1. In his autobiography, Haydon tells how “on the 13th of May, 1804, [I] took my place in the mail for the next day.... Affection for home was smothered, not extinguished, in me: I thought only of London—Sir Joshua [Reynolds]—Drawing—Dissection—and High Art. The next day … I hung about my mother with a fluttering at my heart, in which duty, affection and ambition were struggling for the mastery. As evening approached I missed my mother. At last the guard’s horn announced the coming mail; I rushed upstairs, called her dear name, and was answered only by violent sobbings from my own bedroom. She could not speak—she could not see me. ‘God bless you, my dear child,’ I could just make out in her sobbings.... I returned slowly downstairs with my heart too full to speak … got in … the whip cracked, the horses pranced and started off—my career for life had begun!” (Haydon, I, 16.)

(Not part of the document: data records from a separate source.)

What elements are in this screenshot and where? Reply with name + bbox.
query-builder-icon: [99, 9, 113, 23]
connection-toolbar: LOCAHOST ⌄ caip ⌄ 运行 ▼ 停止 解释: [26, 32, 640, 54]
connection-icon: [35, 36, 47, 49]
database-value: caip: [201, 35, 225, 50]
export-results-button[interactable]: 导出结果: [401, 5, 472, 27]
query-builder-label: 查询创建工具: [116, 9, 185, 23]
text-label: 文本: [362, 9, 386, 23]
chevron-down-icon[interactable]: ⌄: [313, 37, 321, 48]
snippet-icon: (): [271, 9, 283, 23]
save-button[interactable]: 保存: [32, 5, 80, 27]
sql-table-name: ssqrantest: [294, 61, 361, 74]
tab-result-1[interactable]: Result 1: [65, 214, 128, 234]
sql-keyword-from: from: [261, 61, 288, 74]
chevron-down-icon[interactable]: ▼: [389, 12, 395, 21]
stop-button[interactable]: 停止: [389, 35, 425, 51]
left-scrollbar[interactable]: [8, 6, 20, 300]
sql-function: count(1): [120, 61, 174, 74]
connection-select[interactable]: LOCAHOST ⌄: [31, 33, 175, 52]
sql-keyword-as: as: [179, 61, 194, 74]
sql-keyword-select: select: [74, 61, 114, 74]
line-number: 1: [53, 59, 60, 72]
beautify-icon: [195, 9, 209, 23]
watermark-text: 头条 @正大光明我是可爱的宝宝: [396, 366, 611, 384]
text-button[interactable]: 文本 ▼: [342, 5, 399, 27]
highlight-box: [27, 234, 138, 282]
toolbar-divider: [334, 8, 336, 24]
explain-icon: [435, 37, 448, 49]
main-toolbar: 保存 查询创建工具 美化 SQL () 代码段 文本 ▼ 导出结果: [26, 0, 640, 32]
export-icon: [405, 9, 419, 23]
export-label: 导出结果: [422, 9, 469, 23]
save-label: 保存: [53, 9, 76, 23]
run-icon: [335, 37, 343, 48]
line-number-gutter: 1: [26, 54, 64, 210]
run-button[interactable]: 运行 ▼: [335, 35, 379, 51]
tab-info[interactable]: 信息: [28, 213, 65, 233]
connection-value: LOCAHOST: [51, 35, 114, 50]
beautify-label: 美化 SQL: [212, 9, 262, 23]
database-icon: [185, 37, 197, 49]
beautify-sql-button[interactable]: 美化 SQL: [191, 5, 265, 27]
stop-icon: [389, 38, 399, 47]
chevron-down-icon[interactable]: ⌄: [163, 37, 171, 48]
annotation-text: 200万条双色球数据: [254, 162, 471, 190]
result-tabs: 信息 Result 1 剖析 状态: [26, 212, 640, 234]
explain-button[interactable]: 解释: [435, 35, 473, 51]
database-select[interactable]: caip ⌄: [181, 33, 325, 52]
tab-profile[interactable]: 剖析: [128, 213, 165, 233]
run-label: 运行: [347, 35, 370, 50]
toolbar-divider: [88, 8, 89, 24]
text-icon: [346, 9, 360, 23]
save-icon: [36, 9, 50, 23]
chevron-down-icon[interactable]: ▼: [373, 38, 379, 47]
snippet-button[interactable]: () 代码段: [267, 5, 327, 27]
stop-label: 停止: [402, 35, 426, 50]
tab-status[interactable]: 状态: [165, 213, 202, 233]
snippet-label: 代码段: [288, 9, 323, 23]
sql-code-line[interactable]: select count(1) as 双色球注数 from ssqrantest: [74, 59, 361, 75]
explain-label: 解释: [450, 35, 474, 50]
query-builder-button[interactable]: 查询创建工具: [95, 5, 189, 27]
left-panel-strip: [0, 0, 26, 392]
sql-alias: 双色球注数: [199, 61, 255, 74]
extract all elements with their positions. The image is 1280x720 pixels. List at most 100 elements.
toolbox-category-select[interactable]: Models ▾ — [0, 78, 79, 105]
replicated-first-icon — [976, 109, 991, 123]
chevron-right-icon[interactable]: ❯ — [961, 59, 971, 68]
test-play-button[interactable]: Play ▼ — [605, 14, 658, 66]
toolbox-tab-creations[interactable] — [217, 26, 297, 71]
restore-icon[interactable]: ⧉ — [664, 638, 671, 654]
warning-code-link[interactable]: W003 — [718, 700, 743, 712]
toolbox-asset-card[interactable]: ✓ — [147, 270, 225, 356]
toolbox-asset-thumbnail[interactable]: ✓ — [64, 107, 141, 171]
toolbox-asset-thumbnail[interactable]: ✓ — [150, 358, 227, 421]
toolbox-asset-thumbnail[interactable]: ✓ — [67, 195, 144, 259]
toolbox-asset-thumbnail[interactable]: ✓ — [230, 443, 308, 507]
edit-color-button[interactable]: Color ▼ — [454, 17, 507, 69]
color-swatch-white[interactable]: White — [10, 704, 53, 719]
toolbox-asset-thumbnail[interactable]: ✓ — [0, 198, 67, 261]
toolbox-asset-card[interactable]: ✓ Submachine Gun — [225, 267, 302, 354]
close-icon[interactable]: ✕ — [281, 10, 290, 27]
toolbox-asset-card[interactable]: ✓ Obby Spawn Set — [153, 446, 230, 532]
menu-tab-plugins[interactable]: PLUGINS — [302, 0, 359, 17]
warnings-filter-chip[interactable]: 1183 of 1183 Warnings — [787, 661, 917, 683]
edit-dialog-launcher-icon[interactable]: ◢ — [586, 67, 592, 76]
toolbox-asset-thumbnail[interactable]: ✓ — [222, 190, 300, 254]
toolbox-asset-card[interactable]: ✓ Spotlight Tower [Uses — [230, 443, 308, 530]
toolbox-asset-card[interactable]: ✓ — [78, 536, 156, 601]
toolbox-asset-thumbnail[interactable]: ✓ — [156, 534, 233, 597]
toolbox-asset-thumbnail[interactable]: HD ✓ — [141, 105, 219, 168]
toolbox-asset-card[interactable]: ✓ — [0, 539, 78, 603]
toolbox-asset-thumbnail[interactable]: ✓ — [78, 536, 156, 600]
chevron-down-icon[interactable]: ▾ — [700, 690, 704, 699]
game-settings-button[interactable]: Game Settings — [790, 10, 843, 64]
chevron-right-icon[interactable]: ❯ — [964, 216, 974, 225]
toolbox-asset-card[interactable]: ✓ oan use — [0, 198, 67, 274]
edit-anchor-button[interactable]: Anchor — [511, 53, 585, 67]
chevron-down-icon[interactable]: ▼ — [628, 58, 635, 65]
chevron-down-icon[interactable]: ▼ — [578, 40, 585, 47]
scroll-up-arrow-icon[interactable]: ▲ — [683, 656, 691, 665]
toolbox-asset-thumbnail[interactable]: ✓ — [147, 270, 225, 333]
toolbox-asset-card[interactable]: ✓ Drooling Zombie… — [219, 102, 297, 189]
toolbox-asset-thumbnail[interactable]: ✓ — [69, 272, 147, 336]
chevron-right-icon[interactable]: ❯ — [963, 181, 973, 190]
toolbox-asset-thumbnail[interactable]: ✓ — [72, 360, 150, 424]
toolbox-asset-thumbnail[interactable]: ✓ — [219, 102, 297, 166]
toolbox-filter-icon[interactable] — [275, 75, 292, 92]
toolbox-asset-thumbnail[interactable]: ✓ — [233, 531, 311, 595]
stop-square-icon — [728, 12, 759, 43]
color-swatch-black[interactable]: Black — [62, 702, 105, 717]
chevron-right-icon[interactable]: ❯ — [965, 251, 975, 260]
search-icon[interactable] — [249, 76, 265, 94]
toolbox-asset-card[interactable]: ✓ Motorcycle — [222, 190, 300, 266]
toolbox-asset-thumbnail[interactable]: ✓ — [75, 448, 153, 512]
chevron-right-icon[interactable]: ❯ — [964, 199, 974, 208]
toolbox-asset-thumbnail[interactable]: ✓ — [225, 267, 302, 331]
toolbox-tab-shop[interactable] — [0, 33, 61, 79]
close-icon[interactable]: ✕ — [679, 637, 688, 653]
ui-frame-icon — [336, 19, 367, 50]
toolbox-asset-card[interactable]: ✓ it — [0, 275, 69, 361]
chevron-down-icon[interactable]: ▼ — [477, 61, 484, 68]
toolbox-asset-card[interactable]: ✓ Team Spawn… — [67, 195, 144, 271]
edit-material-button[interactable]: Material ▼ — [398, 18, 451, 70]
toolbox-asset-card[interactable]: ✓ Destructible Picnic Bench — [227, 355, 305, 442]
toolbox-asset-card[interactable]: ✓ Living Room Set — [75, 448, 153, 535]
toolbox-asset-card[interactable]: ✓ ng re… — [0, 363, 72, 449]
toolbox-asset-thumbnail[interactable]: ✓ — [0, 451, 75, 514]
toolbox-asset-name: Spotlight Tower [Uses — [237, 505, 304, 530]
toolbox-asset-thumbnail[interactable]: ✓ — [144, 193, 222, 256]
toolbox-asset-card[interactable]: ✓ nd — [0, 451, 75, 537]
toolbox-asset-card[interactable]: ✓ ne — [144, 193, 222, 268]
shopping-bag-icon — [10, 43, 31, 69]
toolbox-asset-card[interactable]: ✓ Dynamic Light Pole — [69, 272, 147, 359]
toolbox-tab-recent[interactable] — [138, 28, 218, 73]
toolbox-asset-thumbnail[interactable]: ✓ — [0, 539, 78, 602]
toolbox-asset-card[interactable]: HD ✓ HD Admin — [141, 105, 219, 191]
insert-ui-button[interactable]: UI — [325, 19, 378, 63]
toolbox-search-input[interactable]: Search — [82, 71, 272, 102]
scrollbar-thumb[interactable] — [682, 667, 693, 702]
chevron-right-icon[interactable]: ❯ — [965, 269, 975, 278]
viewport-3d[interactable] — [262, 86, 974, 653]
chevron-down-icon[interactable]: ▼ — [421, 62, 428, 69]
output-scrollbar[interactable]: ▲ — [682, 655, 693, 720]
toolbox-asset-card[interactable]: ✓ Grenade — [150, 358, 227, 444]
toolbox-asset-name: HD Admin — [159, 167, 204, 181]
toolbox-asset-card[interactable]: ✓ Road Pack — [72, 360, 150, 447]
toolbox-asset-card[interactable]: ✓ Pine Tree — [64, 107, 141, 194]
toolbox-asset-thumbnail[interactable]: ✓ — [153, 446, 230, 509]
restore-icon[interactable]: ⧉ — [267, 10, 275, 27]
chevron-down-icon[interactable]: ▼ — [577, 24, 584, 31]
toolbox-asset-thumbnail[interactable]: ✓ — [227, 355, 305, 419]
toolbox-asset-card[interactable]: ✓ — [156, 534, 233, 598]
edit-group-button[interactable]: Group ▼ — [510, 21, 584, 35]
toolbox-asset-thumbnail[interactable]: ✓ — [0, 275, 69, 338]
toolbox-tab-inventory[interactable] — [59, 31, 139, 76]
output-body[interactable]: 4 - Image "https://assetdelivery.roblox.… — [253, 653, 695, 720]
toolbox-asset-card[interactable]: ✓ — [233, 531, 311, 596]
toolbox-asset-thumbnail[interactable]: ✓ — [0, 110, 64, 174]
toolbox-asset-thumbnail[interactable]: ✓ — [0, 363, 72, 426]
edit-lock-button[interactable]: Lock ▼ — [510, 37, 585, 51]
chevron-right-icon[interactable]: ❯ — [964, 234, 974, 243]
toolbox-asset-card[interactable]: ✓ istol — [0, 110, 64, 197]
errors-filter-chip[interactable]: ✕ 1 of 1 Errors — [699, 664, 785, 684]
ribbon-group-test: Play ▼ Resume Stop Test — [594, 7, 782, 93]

2. Calling on Northcote, Haydon “was shown first into a dirty gallery, then upstairs into a dirtier painting-room, and there, under a high window with the light shining full on his bald grey head, stood a diminutive wizened figure in an old blue-striped dressing-gown, his spectacles pushed up on his forehead. Looking keenly at me with his little shining eyes, he opened the letter, read it, and with the broadest Devon dialect said: ‘Zo, you mayne tu bee a peinter—doo-ee? what zort of peinter?’ ‘Historical painter, sir.’ ‘Heestoricaul peinter! why yee’ll starve with a bundle of straw under yeer head!’” Passing on to Opie’s studio, Haydon “was shown into a clean gallery of masculine and broadly painted pictures. After a minute down came a coarse-looking intellectual man. He read my letter, eyed me quietly, and said: ‘You are studying anatomy—master it—were I your age, I would do the same.’ … ‘I have just come from Mr Northcote, and he says I am wrong, sir.’ ‘Never mind what he says,’ said Opie; ‘he doesn’t know it himself, and would be very glad to keep you as ignorant’....

“Fuseli had a great reputation for the terrible. His sublime conception of Uriel and Satan had impressed me when a boy. I had a mysterious awe of him.... and I was quite nervous when … I found myself at Fuseli’s door! I followed [the maid] into a gallery or showroom, enough to frighten anybody at twilight.... humour, pathos, terror, blood, and murder, met one at every look!… I heard [Fuseli’s] footsteps, and saw a little bony hand slide round the edge of the door, followed by a little white-headed lion-faced man in an old flannel dressing-gown tied round his waist with a piece of rope … all apprehension vanished on his saying in the mildest and kindest way: ‘Well, Mr Haydon, I have heard a great deal of you from Mr Hoare’.” (Haydon, I, 19–22.)

James Northcote (1746–1831) studied under Reynolds, whose biography he subsequently wrote. He painted a number of historical subjects, but his reputation rests principally on his portraiture. John Opie (1761–1807) also produced mainly portraits and historical paintings. He succeeded Fuseli as Professor of Painting at the Royal Academy. Henry Fuseli ( Johann Heinrich Füssli, 1741–1825) settled in England in 1763 and in 1799 was appointed Professor of Painting at the Royal Academy.